The statistic depicts Russia's gross domestic product (GDP) growth rate from 2004 to 2014. GDP refers to the total market value of all goods and services that are produced within a country per year. It is an important indicator of the economic strength of a country. Real GDP is adjusted for price changes and is therefore regarded as a key indicator for economic growth. In 2012, Russia's real GDP grew by about 3.4 percent compared to the previous year.
Trade balance of Russia
With the exception of 2009, Russia’s gross domestic product was relatively stable year-over-year, however at a higher rate prior to the financial crisis. In 2012, Russia reported a trade surplus, meaning that more goods and services combined were exported than imported. However, Russia primarily profited from exporting goods, earning the majority of its revenues from its trade balance of goods, while the nation posted a trade deficit on its services, its highest loss recorded since 2002.

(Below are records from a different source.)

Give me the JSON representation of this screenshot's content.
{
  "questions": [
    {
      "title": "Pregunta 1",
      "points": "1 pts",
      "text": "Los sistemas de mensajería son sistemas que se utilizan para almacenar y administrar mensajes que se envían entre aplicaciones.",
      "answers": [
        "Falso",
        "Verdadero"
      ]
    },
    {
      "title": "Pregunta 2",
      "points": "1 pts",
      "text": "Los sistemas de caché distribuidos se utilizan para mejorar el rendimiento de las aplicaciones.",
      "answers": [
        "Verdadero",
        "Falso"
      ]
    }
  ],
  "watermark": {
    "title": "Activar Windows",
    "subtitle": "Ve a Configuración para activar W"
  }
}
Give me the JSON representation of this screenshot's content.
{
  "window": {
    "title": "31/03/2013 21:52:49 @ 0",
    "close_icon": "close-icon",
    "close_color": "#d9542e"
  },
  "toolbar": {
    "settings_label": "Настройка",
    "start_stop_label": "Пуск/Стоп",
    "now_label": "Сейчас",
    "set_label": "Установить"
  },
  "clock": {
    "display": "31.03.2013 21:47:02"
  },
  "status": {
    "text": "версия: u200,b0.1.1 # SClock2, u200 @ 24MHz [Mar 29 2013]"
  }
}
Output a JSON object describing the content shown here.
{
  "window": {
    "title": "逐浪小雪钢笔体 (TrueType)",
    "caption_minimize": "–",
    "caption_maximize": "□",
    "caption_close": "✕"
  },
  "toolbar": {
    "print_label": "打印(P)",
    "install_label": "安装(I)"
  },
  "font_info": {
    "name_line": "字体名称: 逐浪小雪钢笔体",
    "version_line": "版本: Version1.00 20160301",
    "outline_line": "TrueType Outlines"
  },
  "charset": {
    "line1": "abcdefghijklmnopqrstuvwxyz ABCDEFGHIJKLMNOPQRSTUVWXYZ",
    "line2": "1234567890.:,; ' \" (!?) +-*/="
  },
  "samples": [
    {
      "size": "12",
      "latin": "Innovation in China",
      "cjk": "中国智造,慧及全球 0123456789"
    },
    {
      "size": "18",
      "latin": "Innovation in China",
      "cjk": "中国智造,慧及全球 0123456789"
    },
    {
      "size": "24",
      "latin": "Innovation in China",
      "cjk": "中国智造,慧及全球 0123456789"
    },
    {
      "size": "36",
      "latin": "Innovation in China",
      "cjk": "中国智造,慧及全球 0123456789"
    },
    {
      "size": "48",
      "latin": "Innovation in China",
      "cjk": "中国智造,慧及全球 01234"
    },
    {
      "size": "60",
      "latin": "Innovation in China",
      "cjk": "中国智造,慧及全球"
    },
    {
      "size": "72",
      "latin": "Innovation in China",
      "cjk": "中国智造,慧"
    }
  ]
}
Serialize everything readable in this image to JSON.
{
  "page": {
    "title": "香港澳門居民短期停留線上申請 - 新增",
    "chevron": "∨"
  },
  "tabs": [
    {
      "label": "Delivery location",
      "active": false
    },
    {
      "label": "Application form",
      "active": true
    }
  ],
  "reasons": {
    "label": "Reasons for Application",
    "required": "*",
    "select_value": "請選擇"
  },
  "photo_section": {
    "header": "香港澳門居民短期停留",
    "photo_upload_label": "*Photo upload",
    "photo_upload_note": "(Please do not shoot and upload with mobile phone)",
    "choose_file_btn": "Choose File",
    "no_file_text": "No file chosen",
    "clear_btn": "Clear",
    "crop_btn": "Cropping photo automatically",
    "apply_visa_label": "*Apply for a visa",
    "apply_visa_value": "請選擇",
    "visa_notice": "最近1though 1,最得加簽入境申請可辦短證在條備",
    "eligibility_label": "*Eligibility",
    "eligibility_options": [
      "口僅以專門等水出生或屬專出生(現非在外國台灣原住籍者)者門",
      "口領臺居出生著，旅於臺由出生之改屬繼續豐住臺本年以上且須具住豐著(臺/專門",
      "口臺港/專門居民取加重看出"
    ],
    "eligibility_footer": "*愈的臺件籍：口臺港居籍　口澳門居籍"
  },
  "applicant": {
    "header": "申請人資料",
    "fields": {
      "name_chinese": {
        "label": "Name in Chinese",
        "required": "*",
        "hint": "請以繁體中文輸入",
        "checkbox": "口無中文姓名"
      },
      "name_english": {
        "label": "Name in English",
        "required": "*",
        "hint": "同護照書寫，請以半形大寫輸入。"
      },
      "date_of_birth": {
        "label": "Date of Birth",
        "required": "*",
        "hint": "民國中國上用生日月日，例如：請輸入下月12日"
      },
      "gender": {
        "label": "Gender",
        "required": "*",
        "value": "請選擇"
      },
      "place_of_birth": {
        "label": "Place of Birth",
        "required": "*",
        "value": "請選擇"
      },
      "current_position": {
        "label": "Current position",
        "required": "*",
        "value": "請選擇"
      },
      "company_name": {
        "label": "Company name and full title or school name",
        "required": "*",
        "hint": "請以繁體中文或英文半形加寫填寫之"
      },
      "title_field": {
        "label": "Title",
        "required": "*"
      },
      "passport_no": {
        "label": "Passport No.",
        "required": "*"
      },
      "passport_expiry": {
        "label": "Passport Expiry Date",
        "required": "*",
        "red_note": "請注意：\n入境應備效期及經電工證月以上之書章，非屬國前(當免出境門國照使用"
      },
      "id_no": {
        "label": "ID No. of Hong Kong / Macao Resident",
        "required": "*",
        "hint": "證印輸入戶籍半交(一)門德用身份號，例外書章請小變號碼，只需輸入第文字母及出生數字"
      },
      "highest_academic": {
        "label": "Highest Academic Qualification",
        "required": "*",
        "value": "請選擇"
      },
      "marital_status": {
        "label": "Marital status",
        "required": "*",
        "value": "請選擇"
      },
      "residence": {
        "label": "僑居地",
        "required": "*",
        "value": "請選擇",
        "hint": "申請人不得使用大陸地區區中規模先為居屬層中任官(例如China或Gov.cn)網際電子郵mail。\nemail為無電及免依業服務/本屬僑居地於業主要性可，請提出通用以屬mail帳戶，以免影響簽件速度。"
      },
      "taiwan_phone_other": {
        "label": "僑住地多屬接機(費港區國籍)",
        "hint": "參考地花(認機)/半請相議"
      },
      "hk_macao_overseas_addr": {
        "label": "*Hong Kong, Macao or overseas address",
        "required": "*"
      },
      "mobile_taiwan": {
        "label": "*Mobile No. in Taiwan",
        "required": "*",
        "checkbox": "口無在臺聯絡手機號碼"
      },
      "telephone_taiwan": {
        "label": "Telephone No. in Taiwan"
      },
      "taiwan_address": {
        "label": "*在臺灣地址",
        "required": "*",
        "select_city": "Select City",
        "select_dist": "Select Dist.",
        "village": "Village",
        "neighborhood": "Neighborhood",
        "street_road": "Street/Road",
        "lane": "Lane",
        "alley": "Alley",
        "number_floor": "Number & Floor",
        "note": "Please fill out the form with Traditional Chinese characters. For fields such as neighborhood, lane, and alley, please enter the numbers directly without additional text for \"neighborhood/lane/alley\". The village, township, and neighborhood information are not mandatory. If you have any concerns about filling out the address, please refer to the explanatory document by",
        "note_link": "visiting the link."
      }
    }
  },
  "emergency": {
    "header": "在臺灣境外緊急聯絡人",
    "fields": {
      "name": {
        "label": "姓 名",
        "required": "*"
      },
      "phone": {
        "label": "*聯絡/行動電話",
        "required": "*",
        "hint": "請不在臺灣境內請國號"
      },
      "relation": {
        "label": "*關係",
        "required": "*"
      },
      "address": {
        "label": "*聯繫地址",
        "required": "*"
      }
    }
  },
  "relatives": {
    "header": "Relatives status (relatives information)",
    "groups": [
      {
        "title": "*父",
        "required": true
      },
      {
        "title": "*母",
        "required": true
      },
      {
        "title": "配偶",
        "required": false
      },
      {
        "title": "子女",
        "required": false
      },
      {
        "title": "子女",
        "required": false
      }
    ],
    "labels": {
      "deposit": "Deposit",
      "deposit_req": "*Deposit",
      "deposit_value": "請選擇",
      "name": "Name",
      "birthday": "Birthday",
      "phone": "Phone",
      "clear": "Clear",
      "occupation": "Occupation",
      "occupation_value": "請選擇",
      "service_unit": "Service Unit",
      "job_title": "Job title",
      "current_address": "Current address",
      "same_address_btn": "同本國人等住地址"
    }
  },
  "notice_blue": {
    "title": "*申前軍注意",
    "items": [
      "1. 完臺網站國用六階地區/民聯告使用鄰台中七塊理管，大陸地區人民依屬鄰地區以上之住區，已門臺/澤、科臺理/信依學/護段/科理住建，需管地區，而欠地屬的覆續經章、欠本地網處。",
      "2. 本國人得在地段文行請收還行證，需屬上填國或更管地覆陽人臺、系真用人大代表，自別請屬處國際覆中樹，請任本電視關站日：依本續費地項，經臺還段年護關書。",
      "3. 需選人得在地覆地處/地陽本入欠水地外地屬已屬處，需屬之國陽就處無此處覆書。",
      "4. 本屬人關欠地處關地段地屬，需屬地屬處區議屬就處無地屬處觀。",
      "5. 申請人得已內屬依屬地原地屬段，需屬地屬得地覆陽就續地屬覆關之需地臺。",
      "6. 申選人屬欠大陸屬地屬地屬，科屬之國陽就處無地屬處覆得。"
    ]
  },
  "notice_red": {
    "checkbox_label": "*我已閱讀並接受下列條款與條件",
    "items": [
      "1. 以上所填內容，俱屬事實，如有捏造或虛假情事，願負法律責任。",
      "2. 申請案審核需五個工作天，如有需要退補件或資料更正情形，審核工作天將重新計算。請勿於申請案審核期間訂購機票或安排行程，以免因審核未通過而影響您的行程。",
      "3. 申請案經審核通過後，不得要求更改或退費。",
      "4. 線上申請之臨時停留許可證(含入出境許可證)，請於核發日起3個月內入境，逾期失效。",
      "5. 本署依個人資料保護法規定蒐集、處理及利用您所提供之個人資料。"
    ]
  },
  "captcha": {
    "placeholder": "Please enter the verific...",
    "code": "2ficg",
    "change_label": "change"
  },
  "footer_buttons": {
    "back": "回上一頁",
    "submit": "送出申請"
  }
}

Russia imports and exports its products and services primarily to neighboring countries or countries in Europe. Russia’s most important trade partner is arguably China, potentially due to shared borders and strong political relations between the two nations. China is accountable for roughly 17 percent of all of Russia’s imports, however only makes up roughly 7 percent of the country’s total exports. China has become an important import partner for many nations around the world as well as a country where larger companies can manufacture goods at a cheaper price.